Plutôt qu’une refonte complète et un découplage strict du prix du gaz et de l’électricité, que le gouvernement français appelait de ses vœux [5], la commission européenne entend développer les contrats de long terme (« power purchase agreements » ou PPA) à des prix garantis par les Etats membres, pour la production d’énergie à partir de combustibles non fossiles, ce qui permettrait aux consommateurs de lisser leurs factures tout en offrant des revenus prévisibles aux fournisseurs. La proposition de la Commission européenne prévoit également d’obliger les Etats membres à établir des fournisseurs en dernier ressort afin qu’aucun consommateur ne se retrouve privé d’électricité.

La Commission entend également favoriser le recours aux « contrats pour la différence » (« contracts for difference » ou CfD) [6] à prix garanti par l’Etat afin d’offrir des conditions d’investissement sûres et stables aux promoteurs d’énergies renouvelables en réduisant les risques et les coûts du capital tout en évitant les bénéfices exceptionnels en période de prix élevé.

Enfin, il est prévu de renforcer les pouvoirs de l’Agence de l’Union européenne pour la coopération des régulateurs de l’énergie (l’Acer) et les régulateurs nationaux en matière de surveillance de l’intégrité et de la transparence du marché de l’énergie.

Ces mesures figureront dans un « paquet législatif » [7] qui devrait être présenté prochainement par la commission européenne, puis négocié par le Parlement européen et le Conseil de l’Union européenne. Les divergences entre les Etats membres, notamment autour du rôle du nucléaire, pourraient compliquer les négociations sur ce texte, même si la commission européenne espère un accord d’ici l’hiver prochain. A suivre donc.
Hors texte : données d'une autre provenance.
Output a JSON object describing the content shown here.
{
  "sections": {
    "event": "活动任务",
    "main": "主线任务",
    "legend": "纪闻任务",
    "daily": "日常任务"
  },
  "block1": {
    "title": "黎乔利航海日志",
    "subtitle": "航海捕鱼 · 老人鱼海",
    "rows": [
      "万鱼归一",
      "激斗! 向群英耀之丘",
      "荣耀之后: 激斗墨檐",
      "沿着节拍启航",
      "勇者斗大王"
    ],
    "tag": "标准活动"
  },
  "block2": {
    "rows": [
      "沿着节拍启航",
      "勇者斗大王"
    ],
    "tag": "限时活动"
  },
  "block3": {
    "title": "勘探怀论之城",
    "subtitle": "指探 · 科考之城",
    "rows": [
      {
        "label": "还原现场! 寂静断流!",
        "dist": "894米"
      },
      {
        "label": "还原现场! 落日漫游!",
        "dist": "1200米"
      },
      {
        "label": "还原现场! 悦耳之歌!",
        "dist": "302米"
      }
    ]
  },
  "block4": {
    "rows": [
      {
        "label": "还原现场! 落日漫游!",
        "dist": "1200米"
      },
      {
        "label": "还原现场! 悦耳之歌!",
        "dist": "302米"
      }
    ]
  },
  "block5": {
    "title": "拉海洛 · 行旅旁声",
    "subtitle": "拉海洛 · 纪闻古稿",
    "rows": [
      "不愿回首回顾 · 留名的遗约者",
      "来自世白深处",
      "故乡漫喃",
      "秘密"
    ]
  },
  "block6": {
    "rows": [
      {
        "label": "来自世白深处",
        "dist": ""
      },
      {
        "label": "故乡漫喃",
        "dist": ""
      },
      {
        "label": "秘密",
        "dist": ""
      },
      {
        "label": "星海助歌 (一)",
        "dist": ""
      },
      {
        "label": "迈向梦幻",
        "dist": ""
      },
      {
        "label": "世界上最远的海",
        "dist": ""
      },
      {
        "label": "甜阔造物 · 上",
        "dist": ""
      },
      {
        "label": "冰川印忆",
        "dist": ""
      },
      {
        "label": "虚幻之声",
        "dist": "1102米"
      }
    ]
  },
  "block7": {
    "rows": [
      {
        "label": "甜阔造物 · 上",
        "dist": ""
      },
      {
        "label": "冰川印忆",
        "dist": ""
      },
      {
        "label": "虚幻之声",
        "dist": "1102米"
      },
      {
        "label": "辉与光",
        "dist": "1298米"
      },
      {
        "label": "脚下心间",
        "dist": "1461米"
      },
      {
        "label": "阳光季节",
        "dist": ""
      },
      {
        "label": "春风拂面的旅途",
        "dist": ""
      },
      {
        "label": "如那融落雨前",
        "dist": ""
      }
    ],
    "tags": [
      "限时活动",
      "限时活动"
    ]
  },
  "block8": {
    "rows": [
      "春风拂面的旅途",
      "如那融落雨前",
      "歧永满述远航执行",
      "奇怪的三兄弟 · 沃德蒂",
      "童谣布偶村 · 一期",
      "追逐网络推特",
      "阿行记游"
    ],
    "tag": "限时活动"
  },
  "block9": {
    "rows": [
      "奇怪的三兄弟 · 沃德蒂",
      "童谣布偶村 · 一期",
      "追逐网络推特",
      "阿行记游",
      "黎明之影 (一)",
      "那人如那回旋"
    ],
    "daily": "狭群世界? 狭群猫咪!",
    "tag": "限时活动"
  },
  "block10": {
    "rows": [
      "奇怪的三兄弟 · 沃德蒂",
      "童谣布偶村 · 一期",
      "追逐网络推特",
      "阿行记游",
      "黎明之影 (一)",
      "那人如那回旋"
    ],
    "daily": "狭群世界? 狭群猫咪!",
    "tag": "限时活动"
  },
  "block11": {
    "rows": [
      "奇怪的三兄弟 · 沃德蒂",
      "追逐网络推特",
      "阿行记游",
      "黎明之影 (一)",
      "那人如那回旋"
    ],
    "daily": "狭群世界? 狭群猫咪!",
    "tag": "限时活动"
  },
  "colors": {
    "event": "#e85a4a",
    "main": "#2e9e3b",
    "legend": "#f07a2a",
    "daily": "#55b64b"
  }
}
  • Annulation de l’arrêté relatif à la révision des contrats d’électricité d’origine photovoltaïque

CE, 27 janvier 2023, Association Solidarité Renouvelables et autres, n° 458991

Afin de préserver la rentabilité des installations de production d’électricité d’origine photovoltaïque, l’article 225 de la loi de finances pour 2021 a instauré une procédure de réduction du tarif des contrats d’électricité d’origine solaire pour les installations d’une puissance crête de plus de 250 kilowatts, fondés sur les arrêtés tarifaires du 10 juillet 2006, du 12 janvier 2010 et du 31 août 2010.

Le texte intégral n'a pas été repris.